De sjieke wijk Quartier Louise in Brussel wordt sinds kort opgefleurd door een houten stadslandschap van Arne Quinze. Doel: meer winkelpubliek naar de zieltogende Louiselaan trekken. Ironisch genoeg moet het kunstwerk over anderhalf jaar plaats maken voor… nog meer winkels.
Kunst om winkelpubliek te trekken
De problemen bij het vormen van een Belgische coalitieregering illustreren pijnlijk hoe complex de politieke en bureaucratische situatie in België is. Van alle Belgische steden zijn de consequenties daarvan misschien wel het meest acuut voelbaar én zichtbaar in Brussel.
Brussel is heel veel tegelijkertijd: hoofdstad van België, hoofdstad van de Vlaamse en Franse Gemeenschappen, hoofdstad van het Vlaams Gewest en bestuurlijk centrum van de Europese Unie. Vanwege die laatste functie wordt de stad vaak als hoofdstad van Europa beschouwd.
Daar is meteen veel mee gezegd. Want met zoveel verschillende en vaak conflicterende politieke belangen wordt Brussel al gauw een moeras van non-actie en mank lopend beleid. Een voorbeeld: de straat waar wij wonen wordt zeven dagen per week ‘gestofzuigd’ zodat er geen peukje blijft liggen. Aan het einde van de straat draait de man om en doet het nog eens allemaal over. De straten verderop horen niet meer tot de sjieke Zavel (of Sablon in het Frans) en daar wordt niet gestofzuigd. Daar hop je over de viezigheid en is het smerigheid troef. De politieke breuklijnen tussen burgemeesters en hun jurisdictiegebieden lopen als zichtbare grenzen door Brussel.
Nog zo’n sjieke wijk is het Quartier Louise. Daar zit niet het chocolade imperium van de Zavel maar Armani, Gucci, Louis Vuitton en consorten. Ruime stoepen maar blijkbaar te weinig winkelpubliek. Omdat het niet echt goed loopt met de handel op de Louisalaan richtte de Brusselse minister voor economie, Benoît Cerexhe, de non-profit organisatie Brussels Louise op.
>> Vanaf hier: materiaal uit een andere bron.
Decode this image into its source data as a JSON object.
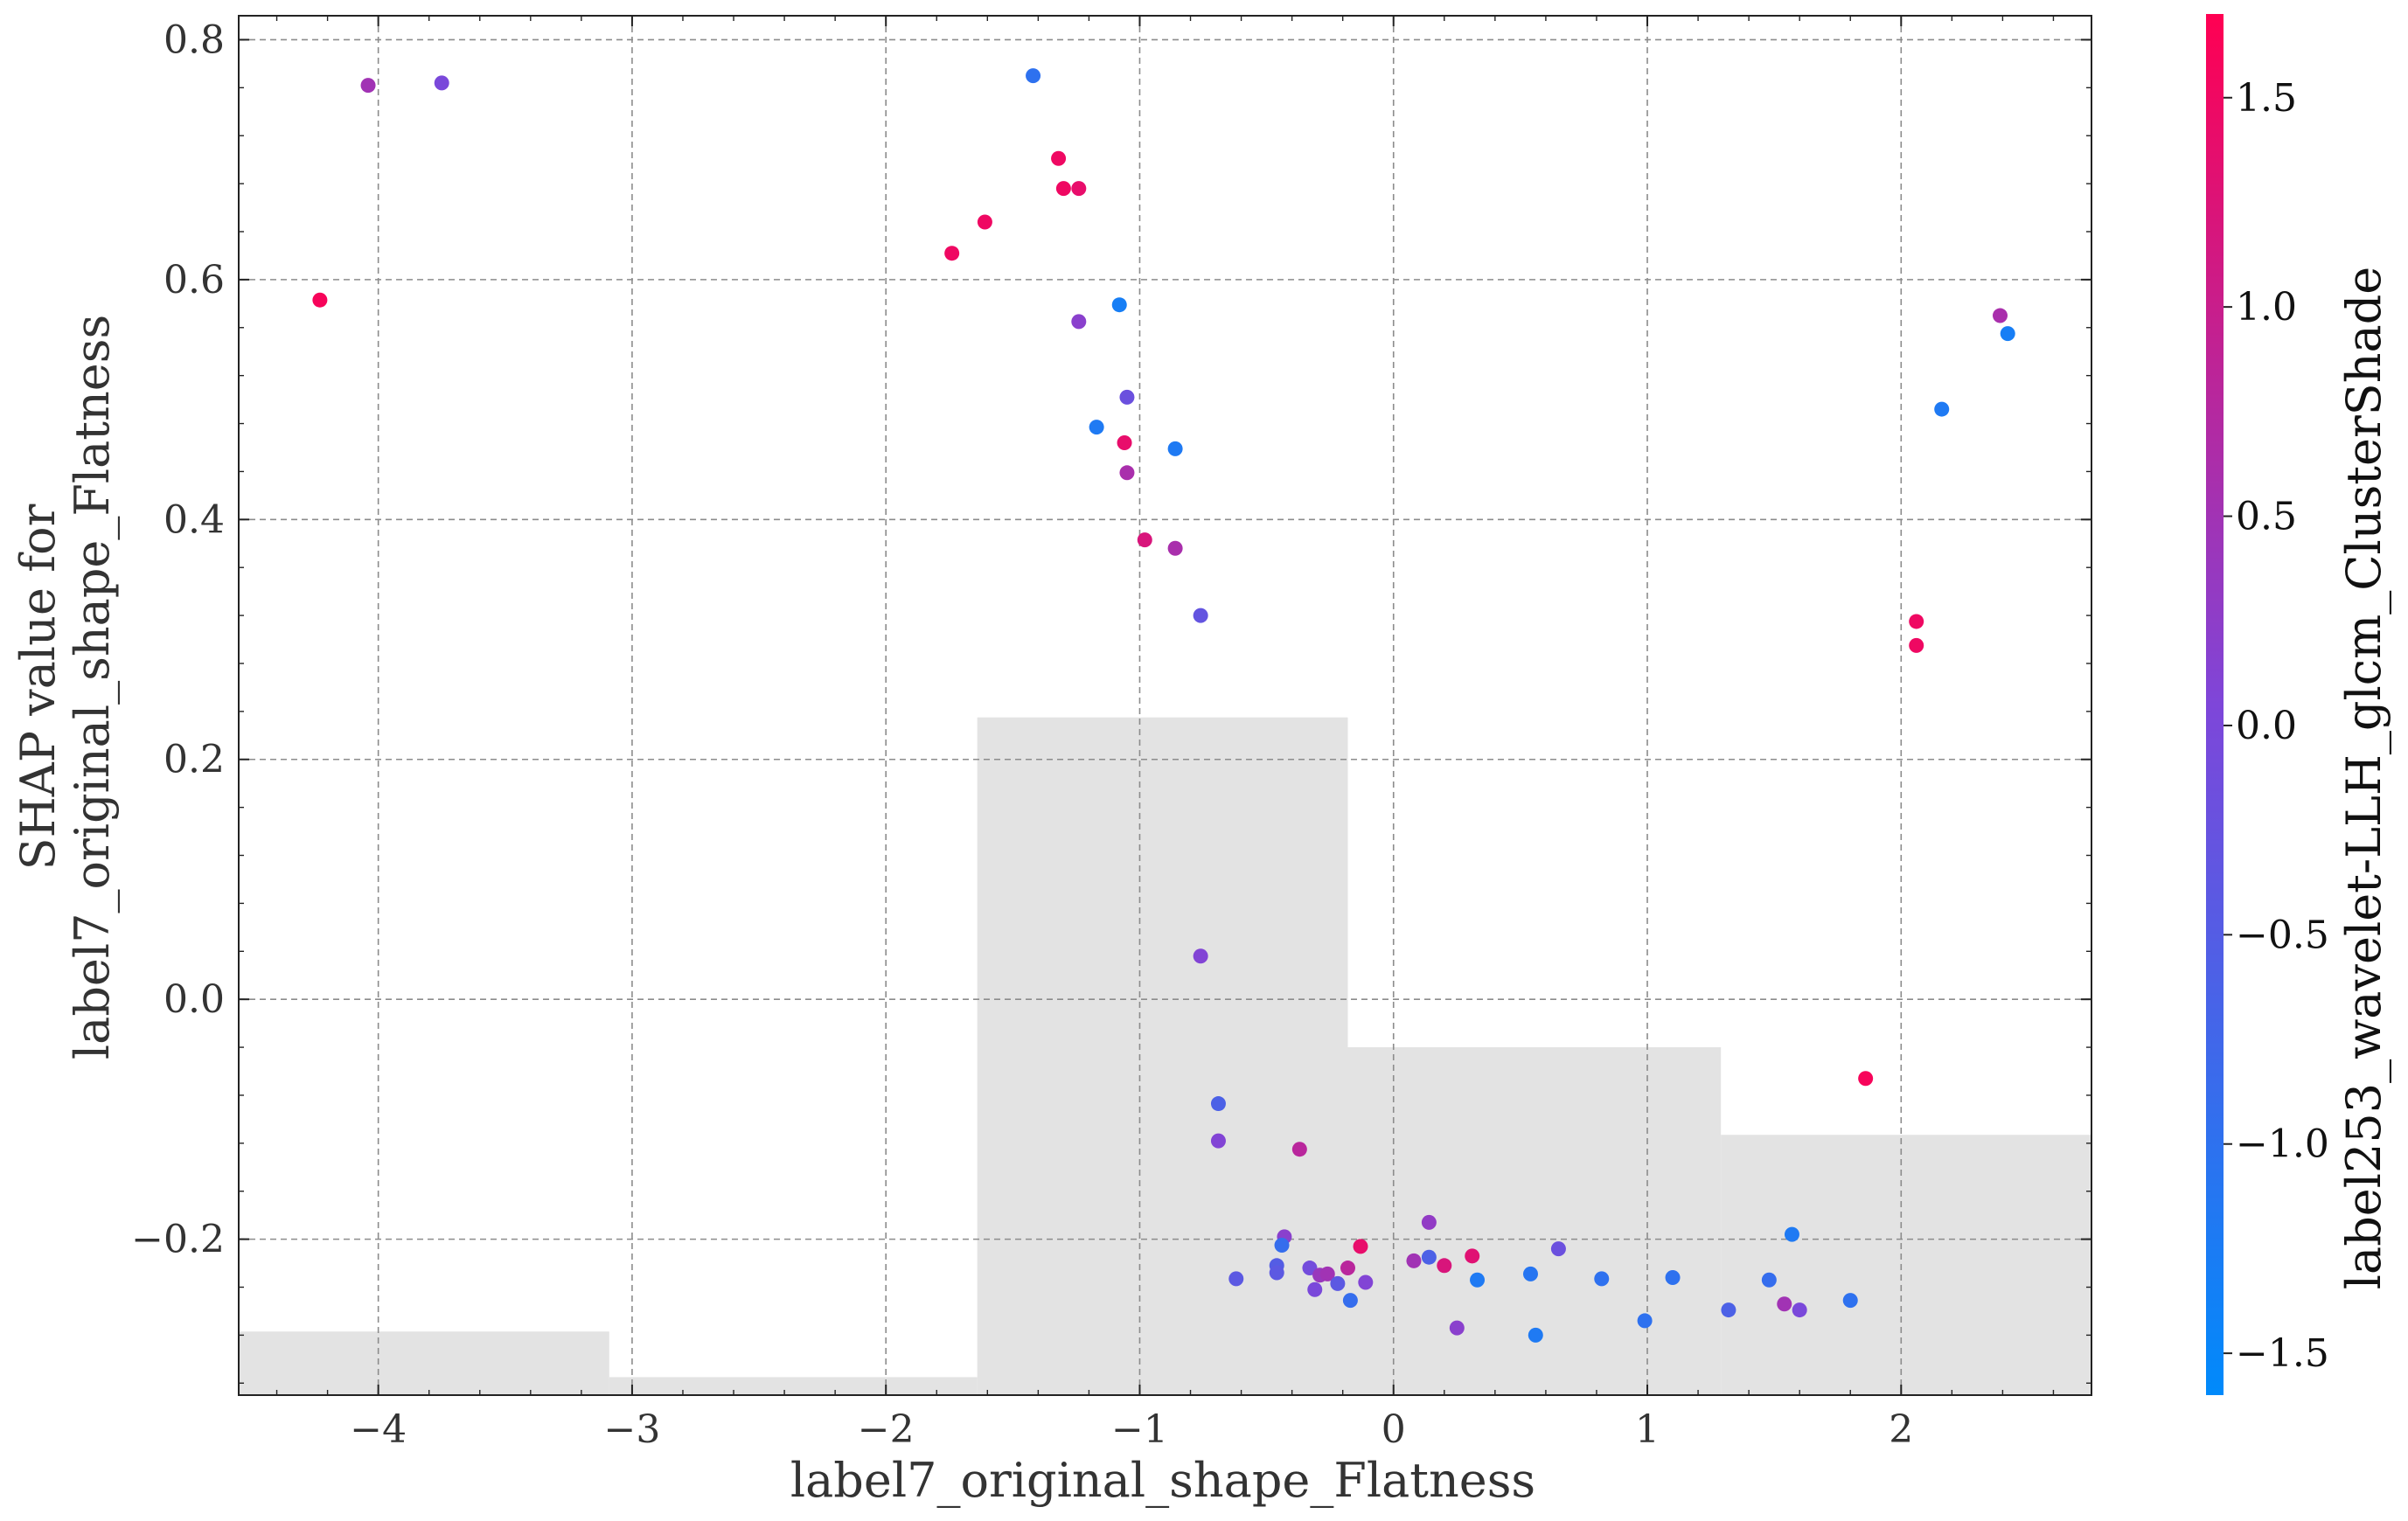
{
  "chart_data": {
    "type": "scatter",
    "xlabel": "label7_original_shape_Flatness",
    "ylabel_lines": [
      "SHAP value for",
      "label7_original_shape_Flatness"
    ],
    "colorbar_label": "label253_wavelet-LLH_glcm_ClusterShade",
    "xlim": [
      -4.55,
      2.75
    ],
    "ylim": [
      -0.33,
      0.82
    ],
    "xticks": [
      -4,
      -3,
      -2,
      -1,
      0,
      1,
      2
    ],
    "xtick_labels": [
      "−4",
      "−3",
      "−2",
      "−1",
      "0",
      "1",
      "2"
    ],
    "yticks": [
      -0.2,
      0.0,
      0.2,
      0.4,
      0.6,
      0.8
    ],
    "ytick_labels": [
      "−0.2",
      "0.0",
      "0.2",
      "0.4",
      "0.6",
      "0.8"
    ],
    "colorbar_range": [
      -1.6,
      1.7
    ],
    "colorbar_ticks": [
      -1.5,
      -1.0,
      -0.5,
      0.0,
      0.5,
      1.0,
      1.5
    ],
    "colorbar_tick_labels": [
      "−1.5",
      "−1.0",
      "−0.5",
      "0.0",
      "0.5",
      "1.0",
      "1.5"
    ],
    "colormap": [
      "#008afb",
      "#7e46d9",
      "#ff0052"
    ],
    "grid": true,
    "grid_color": "#8c8c8c",
    "histogram_color": "#e3e3e3",
    "histogram": [
      {
        "x0": -4.55,
        "x1": -3.09,
        "top": -0.277
      },
      {
        "x0": -3.09,
        "x1": -1.64,
        "top": -0.315
      },
      {
        "x0": -1.64,
        "x1": -0.18,
        "top": 0.235
      },
      {
        "x0": -0.18,
        "x1": 1.29,
        "top": -0.04
      },
      {
        "x0": 1.29,
        "x1": 2.75,
        "top": -0.113
      }
    ],
    "points": [
      {
        "x": -4.23,
        "y": 0.583,
        "c": 1.6
      },
      {
        "x": -4.04,
        "y": 0.762,
        "c": 0.5
      },
      {
        "x": -3.75,
        "y": 0.764,
        "c": 0.0
      },
      {
        "x": -1.42,
        "y": 0.77,
        "c": -1.0
      },
      {
        "x": -1.32,
        "y": 0.701,
        "c": 1.5
      },
      {
        "x": -1.3,
        "y": 0.676,
        "c": 1.5
      },
      {
        "x": -1.24,
        "y": 0.676,
        "c": 1.4
      },
      {
        "x": -1.61,
        "y": 0.648,
        "c": 1.5
      },
      {
        "x": -1.74,
        "y": 0.622,
        "c": 1.5
      },
      {
        "x": -1.08,
        "y": 0.579,
        "c": -1.3
      },
      {
        "x": -1.24,
        "y": 0.565,
        "c": 0.2
      },
      {
        "x": -1.05,
        "y": 0.502,
        "c": -0.2
      },
      {
        "x": -1.17,
        "y": 0.477,
        "c": -1.2
      },
      {
        "x": -1.06,
        "y": 0.464,
        "c": 1.4
      },
      {
        "x": -0.86,
        "y": 0.459,
        "c": -1.2
      },
      {
        "x": -1.05,
        "y": 0.439,
        "c": 0.6
      },
      {
        "x": -0.98,
        "y": 0.383,
        "c": 1.2
      },
      {
        "x": -0.86,
        "y": 0.376,
        "c": 0.6
      },
      {
        "x": -0.76,
        "y": 0.32,
        "c": -0.3
      },
      {
        "x": -0.76,
        "y": 0.036,
        "c": 0.1
      },
      {
        "x": -0.69,
        "y": -0.087,
        "c": -0.6
      },
      {
        "x": -0.69,
        "y": -0.118,
        "c": 0.1
      },
      {
        "x": -0.37,
        "y": -0.125,
        "c": 0.8
      },
      {
        "x": -0.43,
        "y": -0.198,
        "c": 0.2
      },
      {
        "x": -0.44,
        "y": -0.205,
        "c": -0.9
      },
      {
        "x": -0.46,
        "y": -0.222,
        "c": -0.5
      },
      {
        "x": -0.46,
        "y": -0.228,
        "c": -0.4
      },
      {
        "x": -0.62,
        "y": -0.233,
        "c": -0.4
      },
      {
        "x": -0.33,
        "y": -0.224,
        "c": -0.1
      },
      {
        "x": -0.29,
        "y": -0.23,
        "c": 0.4
      },
      {
        "x": -0.26,
        "y": -0.229,
        "c": 0.5
      },
      {
        "x": -0.31,
        "y": -0.242,
        "c": 0.0
      },
      {
        "x": -0.22,
        "y": -0.237,
        "c": -0.4
      },
      {
        "x": -0.18,
        "y": -0.224,
        "c": 0.8
      },
      {
        "x": -0.17,
        "y": -0.251,
        "c": -0.9
      },
      {
        "x": -0.11,
        "y": -0.236,
        "c": 0.1
      },
      {
        "x": -0.13,
        "y": -0.206,
        "c": 1.4
      },
      {
        "x": 0.08,
        "y": -0.218,
        "c": 0.5
      },
      {
        "x": 0.14,
        "y": -0.186,
        "c": 0.3
      },
      {
        "x": 0.14,
        "y": -0.215,
        "c": -0.6
      },
      {
        "x": 0.2,
        "y": -0.222,
        "c": 1.2
      },
      {
        "x": 0.25,
        "y": -0.274,
        "c": 0.2
      },
      {
        "x": 0.31,
        "y": -0.214,
        "c": 1.3
      },
      {
        "x": 0.33,
        "y": -0.234,
        "c": -1.2
      },
      {
        "x": 0.54,
        "y": -0.229,
        "c": -1.1
      },
      {
        "x": 0.56,
        "y": -0.28,
        "c": -1.2
      },
      {
        "x": 0.65,
        "y": -0.208,
        "c": -0.2
      },
      {
        "x": 0.82,
        "y": -0.233,
        "c": -1.0
      },
      {
        "x": 0.99,
        "y": -0.268,
        "c": -1.0
      },
      {
        "x": 1.1,
        "y": -0.232,
        "c": -1.0
      },
      {
        "x": 1.32,
        "y": -0.259,
        "c": -0.6
      },
      {
        "x": 1.48,
        "y": -0.234,
        "c": -0.9
      },
      {
        "x": 1.54,
        "y": -0.254,
        "c": 0.5
      },
      {
        "x": 1.57,
        "y": -0.196,
        "c": -1.2
      },
      {
        "x": 1.6,
        "y": -0.259,
        "c": 0.0
      },
      {
        "x": 1.8,
        "y": -0.251,
        "c": -1.0
      },
      {
        "x": 1.86,
        "y": -0.066,
        "c": 1.6
      },
      {
        "x": 2.06,
        "y": 0.315,
        "c": 1.5
      },
      {
        "x": 2.06,
        "y": 0.295,
        "c": 1.5
      },
      {
        "x": 2.16,
        "y": 0.492,
        "c": -1.2
      },
      {
        "x": 2.39,
        "y": 0.57,
        "c": 0.6
      },
      {
        "x": 2.42,
        "y": 0.555,
        "c": -1.3
      }
    ]
  }
}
Gesponsord door het automerk Mini vroegen zij de Vlaamse Brusselaar Arne Quinze – van het design bureau Quinze & Milan – om een van zijn houten sculpturen in Brussel te realiseren. Quinzes sculpturen bestaan uit houten plankjes die in een gigantisch web of netwerk aan elkaar worden getimmerd en een organische geheel vormen. Zijn sculpturen waren reeds eerder te zien in de Nevada woestijn (zie Zuiderlucht 7), New York, Londen en Berlijn.
De eerste keer ‘vind’ ik Quinzes Cityscape wanneer ik min of meer toevallig langs het braakliggend terrein op de Guldenvlieslaan wandel waar hij zijn sculptuur aan het bouwen is. Je wordt er meteen door gegrepen, het hout, de monumentaliteit, die organische vorm op hoge poten, het licht dat er doorheen speelt. Een opzienbarend object in die grijze en monotone stad. Telkens wanneer ik daarna weer ging kijken, groeide de sculptuur. Op 34 palen staat het nu, 19 meter hoog en 40 meter bij 25 meter breed. Er zitten uitstulpingen op en heeft een groot gat in het midden. Het voelt onwerkelijk, dat zoiets groots en expansiefs kan blijven staan op die clusters van palen.
Midden september werd het werk geopend. De hekken eromheen verdwenen en het braakliggend terrein werd opgesmukt met bankjes en zandkleurig grind. Het prijskaartje voor het werk, dat anderhalf jaar zal blijven staan, bedraagt 300.000 euro, meer dan het jaarbudget van menig Brussels museum. Het hout zal na die anderhalf jaar gerecycleerd worden; op het terrein komt een nieuw winkelcomplex.
In de gangbare PR-praatjes wordt kunst in de openbare ruimte vaak gepresenteerd als generator van gemeenschapszin en als ontmoetingsplaats, maar de directe aanleiding is vaak tanende handel, zoals op de Louiselaan.
Het overkomt me niet vaak maar ik vond de Cityscape spannender en verbluffender toen ik nog niets wist van de commerciële functie van het werk. Nu zit het me dwars dat het werk alleen gefinancierd kon worden als vehikel om winkelpubliek naar de Louisalaan te trekken en dat het straks plaats moet maken voor nog meer winkelruimte. Alsof de openbare ruimte al niet genoeg vercommercialiseerd is.